Rep. Dave Reichert (R-WA) and Earl Blumenauer (D-OR) have introduced legislation aimed at extending the Production Tax Credit, or PTC.
First conceived in 1992 as part of the Energy Policy Act (H.R. 776), the PTC has been renewed year after year and also incorporated into the Energy Policy Act of 2005 as part of that Act’s Renewable Energy Production Incentives. The PTC currently provides a 2.2-cent per kilowatt-hour (kWh) on wind, closed-loop biomass, and geothermal resources for the first decade of a renewable energy facility’s life. Other renewable forms of energy receive a tax credit of 1 cent per kWh.
There is no maximum limit for credits claimed through the PTC, but the incentive is not available to all investors, and is further complicated by the addition of an Investment Tax Credit, or ITC, as an alternate to the PTC under the American Recovery and Reinvestment Act of 2009 (ARRA), also known as the stimulus.
This newest extension, called the American Renewable Energy Production Tax Credit Extension Act, H.R. 3307, aims to extend the tax incentive for hydro energy, wave and tidal energy; geothermal energy; bioenergy; Municipal Solid Waste (MSW; landfill gas, biomass and biogenic energy); and wind. The first six have already been extended to the end of 2013. The PTC for wind is set to expire at the end of 2012.
The legislation is, in the eyes of Rep. Reichert – a member of the House Ways and Means Committee which is currently assessing H.R. 3307 – the best way to bring proven renewable energy projects and all their inherent benefits (jobs, energy security, and economic development) into the mainstream.
Rep. Blumenauer, another member of the House Ways and Means, agrees, noting that renewable energy is essential to powering America’s clean energy future.

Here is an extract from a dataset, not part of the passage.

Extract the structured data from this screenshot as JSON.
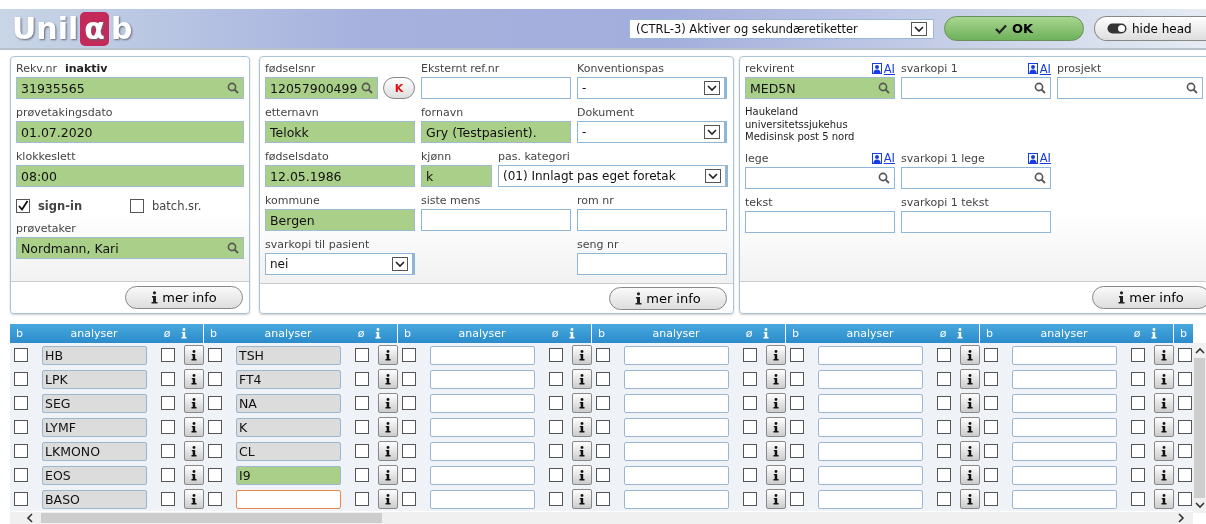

The American Wind Energy Asssociation, or AWEA, is also an avid supporter. Extending the PTC, wind experts say, will stablize the wind industry, providing financiers with the security of knowing that their projects won’t face the seesaw of Congressional renewal (or its lack).
But the biggest fan of PTC renewal may be the Union of Concerned Scientists, or UCS, a science-based nonprofit working for a safe and healthy world environment. As the UCS notes, “Short-term extensions of the PTC are insufficient for sustaining the long-term growth of renewable energy.”
All agree renewable energy is good for the economy and the environment. In spite of that, H.R. 3307 faces its own difficult environment. Proposed in an era when Republican leadership dominates the House and favors traditional sources of energy like coal, oil and natural gas, the legislation must also overcome the handicap of a seriously reduced Democratic majority in the Senate.
Add to those factors a looming $1.2 trillion federal deficit, which Republicans propose to eliminate by cutting education, social programs like Medicare and Social Security – and, it seems, everything but defense spending – and even bipartisan legislation on behalf of renewable energy seems like so much pie-in-the-sky.
In fact, never in the past decade has renewable energy faced such negativism. In spite of truly bipartisan support, from such notables as Republicans Rep. Frank Lucas from Oklahoma, Tom Latham from Iowa, Robert Dold of Illinois, Steve King of Iowa, and Jim Gerlach from Pennsylvania – all of whom have crossed the aisle to stand alongside Leonard Boswell (D-Iowa), Bruce Braley (D-Iowa), Collin Peterson (D-Minn.), Mike Thompson (D-Calif.), John Larson (D-Conn.), a highly vocal Republican majority is suggesting dropping all renewable energy subsidies and letting market forces decide winners and losers – an argument which finds support even in ultra-green California, where regulators are debating whether consumers should be asked to pay more for renewable energy just because it’s clean.
This burgeoning negativity may have its roots in the bankruptcies of two (solar) renewable energy firms backed by loan guarantees from the U.S. Department of Energy, or DOE. The first was Solyndra, and the burn – $535 million in loan guarantees – made the next bankruptcy, that of Beacon Power, almost easy to swallow at a mere $43.5 million.
The Solyndra failure has since triggered an investigation, and critics of the DOE’s loan program point to the failures as proof positive that the government has no business influencing energy markets through subsidies (an argument that apparently doesn’t apply when it comes to fossil fuels). These renewable naysayers contend that wind, solar, geothermal and biofuels – having literally “come of age” in the nursery of government subsidization – should now be expected to stand on their own feet.
If H.R. 3307 passes, one of the biggest winners will be wind, whose subsidies this year and next are estimated at about $900 million per year, with more than $17 billion in venture capital or private investment. In fact, the wind industry has prospered so strikingly under subsidies that it now supports more than 400 factories in 43 states staffed by 75,000 workers making wind turbine parts – a figure which the American Wind Energy Association (AWEA) says could go as high as 500,000 by 2030.